The Limits of Saving the World

            Last week, I was on my way to go visit my brother Paul, who is volunteering this summer at Rusayo Orphanage, about 40 minutes away from my site. It’s a nice walk, through a valley filled with banana trees and little stream that meanders through the fields. As I was walking down the small dirt path, a very thin woman with a baby tied tightly to her back walked next to me and we struck up a conversation. I’ll call her Violette. We went through the usual questions that come up in every Rwandan exchange: How are you? Are you strong? Where are you going? Where are you coming from? As we walked past the orphanage, I went to turn off the path towards the entrance, but she grabbed my arm with a scared look in her eyes.

On the way to Rusayo
            Violette asked me if I could help her. I told her that I could at least try. In a voice so quiet it was difficult to hear, Violette told me that she has developed AIDS, and she has three children who are HIV+.  Another villager walked by us, and Violette abruptly changed the subject. In a culture where everyone knows everyone’s business, stigmas run rampant, and medical confidentiality is virtually non-existent, I can’t imagine how much shame she had already experienced. I held her hand and we headed to a little field off the path that was a bit more private, and Violette continued. She quietly asked me if I could help her children when…her voice trailed off. I asked her to repeat, my brain still trying to piece together her quiet kinyarwanda. Violette replied, “I want you to tell me my children will be okay when… I go to God.”


            I had no idea what to say. We just stared at each other for a few minutes, her face gaunt and her eyes clouded by little grey patches. At last, I broke the silence and said I could try to help any way that I could. I asked the names of her children, and she told me each of their names and ages with such pride, her whole face lit up. I asked about her anti-retroviral drug regimen and she said she takes them every day. I said I could come visit her and help her farm her little field and improve her family’s nutrition. She seemed happy about that, and then asked me the question I was silently dreading, “When I…go to God…will you take in my children?” I wanted so, so badly to tell her yes, but I knew it was a promise I couldn’t keep. I’m only in Rwanda for one more year, and I’m not in any position to adopt three kids right now. I asked her to talk to the nuns at Rusayo Orphanage to see if they could help. I knew it wasn’t the answer she wanted to hear, but it was the best I could do.  
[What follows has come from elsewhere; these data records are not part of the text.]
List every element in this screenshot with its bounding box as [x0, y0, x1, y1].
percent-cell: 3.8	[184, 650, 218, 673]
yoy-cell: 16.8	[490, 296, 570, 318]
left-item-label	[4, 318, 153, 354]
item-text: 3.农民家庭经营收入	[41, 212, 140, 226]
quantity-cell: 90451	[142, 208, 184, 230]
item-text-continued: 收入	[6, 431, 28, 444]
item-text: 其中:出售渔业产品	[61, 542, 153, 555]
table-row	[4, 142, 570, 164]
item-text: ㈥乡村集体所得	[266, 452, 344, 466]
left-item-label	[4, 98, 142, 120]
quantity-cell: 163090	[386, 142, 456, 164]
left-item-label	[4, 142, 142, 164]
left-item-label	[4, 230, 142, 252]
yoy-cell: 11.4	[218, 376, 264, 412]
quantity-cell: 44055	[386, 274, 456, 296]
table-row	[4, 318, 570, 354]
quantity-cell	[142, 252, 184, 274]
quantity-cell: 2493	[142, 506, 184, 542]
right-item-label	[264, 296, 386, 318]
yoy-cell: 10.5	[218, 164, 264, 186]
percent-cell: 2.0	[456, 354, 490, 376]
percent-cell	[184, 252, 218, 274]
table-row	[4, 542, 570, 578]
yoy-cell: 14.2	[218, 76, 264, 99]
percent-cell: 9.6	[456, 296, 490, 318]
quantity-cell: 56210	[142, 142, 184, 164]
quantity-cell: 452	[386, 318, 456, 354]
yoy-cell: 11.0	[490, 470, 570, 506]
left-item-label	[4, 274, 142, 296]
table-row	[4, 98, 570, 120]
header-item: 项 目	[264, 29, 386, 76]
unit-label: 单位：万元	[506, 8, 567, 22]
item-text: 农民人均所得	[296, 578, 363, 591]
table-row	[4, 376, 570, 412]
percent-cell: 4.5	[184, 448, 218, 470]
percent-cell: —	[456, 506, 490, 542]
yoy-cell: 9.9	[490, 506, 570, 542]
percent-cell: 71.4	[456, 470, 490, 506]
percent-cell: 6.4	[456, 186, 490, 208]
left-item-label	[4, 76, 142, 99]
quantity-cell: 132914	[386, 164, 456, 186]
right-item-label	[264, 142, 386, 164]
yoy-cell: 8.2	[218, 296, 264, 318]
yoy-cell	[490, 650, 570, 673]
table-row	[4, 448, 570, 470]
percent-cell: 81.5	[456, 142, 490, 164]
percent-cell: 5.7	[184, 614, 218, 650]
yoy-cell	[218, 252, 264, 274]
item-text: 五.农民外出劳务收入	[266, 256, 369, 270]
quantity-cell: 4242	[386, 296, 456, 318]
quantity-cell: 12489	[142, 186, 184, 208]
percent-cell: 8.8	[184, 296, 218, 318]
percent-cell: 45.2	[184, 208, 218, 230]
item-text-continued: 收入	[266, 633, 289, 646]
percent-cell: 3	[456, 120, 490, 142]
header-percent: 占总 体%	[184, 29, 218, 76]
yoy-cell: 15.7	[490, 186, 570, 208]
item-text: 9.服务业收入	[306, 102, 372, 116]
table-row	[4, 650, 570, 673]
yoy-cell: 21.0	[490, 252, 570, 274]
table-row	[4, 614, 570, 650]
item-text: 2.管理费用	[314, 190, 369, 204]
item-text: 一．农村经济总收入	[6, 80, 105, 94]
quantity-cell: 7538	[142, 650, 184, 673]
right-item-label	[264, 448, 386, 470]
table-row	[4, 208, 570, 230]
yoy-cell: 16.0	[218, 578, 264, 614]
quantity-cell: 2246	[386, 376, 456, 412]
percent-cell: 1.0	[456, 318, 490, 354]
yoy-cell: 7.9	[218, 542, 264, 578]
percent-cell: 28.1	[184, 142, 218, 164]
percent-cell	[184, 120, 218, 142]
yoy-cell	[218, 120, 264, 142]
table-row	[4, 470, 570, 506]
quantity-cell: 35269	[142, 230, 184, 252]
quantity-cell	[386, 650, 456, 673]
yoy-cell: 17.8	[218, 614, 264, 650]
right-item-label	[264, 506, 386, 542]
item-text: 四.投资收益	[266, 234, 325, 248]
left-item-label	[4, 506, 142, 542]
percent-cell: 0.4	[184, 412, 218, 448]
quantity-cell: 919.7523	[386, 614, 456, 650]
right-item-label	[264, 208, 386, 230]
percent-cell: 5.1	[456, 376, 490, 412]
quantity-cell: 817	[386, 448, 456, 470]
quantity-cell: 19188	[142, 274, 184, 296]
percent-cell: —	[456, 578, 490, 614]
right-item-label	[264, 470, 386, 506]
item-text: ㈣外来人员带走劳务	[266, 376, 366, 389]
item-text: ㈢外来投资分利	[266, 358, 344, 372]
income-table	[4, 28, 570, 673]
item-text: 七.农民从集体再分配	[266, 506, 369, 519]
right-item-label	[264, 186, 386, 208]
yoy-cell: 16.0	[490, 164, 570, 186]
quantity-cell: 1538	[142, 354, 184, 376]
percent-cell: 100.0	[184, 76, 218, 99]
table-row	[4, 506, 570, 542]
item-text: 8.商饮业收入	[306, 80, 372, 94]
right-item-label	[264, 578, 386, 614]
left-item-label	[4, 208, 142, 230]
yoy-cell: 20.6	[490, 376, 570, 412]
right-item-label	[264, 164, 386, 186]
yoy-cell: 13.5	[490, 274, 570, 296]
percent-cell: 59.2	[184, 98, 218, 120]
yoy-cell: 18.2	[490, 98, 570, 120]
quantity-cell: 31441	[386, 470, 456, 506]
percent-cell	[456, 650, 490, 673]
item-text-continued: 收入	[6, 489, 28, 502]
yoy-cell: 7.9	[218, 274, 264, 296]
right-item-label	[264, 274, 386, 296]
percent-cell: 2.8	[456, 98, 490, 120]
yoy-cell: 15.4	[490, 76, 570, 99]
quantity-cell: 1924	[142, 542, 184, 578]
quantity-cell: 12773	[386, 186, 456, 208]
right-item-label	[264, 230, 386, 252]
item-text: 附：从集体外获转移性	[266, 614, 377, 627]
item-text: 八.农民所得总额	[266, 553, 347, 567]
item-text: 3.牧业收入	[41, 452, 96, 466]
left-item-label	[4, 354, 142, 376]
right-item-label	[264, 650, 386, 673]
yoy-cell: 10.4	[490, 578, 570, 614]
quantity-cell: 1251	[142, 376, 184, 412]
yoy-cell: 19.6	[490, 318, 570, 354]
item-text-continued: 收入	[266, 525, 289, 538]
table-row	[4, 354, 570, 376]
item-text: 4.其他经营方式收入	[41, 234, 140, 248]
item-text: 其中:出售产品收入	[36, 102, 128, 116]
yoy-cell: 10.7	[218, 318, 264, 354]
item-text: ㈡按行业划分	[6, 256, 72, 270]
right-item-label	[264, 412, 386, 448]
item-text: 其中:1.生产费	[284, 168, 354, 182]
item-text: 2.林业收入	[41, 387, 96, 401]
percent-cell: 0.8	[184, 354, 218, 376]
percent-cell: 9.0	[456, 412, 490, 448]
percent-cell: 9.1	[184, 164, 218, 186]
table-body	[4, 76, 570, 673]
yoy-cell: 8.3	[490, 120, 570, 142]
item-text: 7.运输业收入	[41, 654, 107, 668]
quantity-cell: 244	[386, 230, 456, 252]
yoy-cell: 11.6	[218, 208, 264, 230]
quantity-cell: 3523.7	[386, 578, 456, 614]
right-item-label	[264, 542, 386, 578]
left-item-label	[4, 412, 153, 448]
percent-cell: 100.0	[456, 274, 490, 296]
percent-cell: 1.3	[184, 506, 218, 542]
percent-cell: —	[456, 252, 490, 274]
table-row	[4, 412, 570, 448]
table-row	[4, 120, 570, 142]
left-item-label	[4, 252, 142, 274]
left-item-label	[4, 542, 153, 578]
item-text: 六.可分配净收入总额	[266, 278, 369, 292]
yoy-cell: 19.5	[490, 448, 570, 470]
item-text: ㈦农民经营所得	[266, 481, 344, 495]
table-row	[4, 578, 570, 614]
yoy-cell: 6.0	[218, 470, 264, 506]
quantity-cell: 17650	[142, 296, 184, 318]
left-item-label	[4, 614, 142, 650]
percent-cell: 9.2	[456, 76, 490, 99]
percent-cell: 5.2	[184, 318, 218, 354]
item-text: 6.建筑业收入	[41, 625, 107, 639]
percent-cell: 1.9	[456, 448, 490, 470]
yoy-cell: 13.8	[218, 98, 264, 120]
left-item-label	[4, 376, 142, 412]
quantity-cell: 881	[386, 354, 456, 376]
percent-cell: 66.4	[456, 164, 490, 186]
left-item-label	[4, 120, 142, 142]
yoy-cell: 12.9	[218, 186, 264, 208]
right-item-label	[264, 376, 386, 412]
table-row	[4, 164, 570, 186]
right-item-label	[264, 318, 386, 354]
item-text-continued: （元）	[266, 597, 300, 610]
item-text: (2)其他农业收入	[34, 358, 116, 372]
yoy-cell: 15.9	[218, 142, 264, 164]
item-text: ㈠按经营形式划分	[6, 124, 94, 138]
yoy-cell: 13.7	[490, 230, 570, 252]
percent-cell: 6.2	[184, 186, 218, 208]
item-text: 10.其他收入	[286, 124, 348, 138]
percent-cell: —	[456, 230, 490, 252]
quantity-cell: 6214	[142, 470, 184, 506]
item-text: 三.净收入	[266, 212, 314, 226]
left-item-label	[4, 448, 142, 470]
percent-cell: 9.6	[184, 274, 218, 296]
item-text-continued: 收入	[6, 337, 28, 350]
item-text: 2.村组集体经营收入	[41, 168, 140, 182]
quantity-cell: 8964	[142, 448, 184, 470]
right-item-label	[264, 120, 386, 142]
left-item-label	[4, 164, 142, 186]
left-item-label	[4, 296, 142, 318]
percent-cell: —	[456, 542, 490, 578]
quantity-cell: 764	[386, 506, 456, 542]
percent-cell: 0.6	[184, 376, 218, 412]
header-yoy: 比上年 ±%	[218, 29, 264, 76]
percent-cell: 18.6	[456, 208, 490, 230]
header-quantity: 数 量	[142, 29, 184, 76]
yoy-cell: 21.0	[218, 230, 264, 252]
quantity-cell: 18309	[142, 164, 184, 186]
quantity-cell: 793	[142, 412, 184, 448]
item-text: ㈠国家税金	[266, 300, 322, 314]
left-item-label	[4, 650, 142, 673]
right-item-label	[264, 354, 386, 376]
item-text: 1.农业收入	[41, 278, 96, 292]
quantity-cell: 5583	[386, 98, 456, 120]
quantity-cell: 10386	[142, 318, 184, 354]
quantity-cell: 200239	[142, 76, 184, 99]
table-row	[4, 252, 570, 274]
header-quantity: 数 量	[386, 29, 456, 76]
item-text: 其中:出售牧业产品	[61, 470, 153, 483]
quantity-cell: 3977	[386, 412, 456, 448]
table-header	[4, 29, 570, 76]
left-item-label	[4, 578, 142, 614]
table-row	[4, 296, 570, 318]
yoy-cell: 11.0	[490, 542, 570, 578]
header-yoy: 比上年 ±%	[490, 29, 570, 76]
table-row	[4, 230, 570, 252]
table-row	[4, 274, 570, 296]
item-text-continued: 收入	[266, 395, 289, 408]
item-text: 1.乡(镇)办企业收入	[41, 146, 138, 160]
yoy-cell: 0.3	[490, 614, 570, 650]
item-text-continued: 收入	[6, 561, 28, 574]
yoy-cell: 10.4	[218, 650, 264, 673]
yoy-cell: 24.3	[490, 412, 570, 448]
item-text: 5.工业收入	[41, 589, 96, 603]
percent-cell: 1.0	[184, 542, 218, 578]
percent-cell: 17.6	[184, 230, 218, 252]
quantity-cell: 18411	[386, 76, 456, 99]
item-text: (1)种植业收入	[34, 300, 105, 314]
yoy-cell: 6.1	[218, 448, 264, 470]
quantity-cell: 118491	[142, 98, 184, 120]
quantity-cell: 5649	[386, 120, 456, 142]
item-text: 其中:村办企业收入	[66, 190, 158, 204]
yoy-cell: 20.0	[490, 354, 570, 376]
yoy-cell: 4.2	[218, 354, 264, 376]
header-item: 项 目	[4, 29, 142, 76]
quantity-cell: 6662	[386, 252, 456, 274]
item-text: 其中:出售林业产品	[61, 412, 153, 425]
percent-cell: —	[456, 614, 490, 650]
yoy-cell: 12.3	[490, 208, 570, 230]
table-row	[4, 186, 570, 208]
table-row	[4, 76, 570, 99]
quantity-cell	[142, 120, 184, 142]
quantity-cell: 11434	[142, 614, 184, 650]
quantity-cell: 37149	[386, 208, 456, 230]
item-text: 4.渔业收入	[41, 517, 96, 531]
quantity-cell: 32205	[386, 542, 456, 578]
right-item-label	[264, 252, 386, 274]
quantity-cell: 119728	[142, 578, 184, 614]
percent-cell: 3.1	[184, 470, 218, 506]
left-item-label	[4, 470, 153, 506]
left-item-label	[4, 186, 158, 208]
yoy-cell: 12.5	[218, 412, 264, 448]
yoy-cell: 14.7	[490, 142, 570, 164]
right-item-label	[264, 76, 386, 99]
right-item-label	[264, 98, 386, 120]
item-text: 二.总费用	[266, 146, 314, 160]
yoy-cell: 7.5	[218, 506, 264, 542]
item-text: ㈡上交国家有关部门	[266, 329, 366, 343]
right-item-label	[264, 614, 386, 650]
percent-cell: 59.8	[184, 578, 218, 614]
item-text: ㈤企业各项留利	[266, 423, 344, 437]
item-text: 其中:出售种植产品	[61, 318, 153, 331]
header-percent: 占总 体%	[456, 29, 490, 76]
            In theory, I know that it’s not humanly possible to help everyone. There are SO many causes and so many people that I care about, both here and in the U.S. I know in my head that I can’t save the polar bears and the rainforest, solve world hunger, provide clean drinking water to everyone that needs it, cure AIDS, stop oppression and discrimination in all of its forms, and generally just save the world. I can’t solve every problem and bear any burden. It's a difficult thing to come to terms with, that there are not enough hours in the day, nor enough dollars in my bank account. I know all of that, theoretically. But in my heart, I haven’t accepted it yet. 
            Even though I can’t adopt her kids, I’m hoping that I can at least spend time with Violette and her children every week and show her that she is valuable despite the negative stereotypes she encounters, and that she matters, no matter what her health status is.


“God give me the grace to accept the things I cannot change, the courage to change what I can, and the wisdom to know the difference.”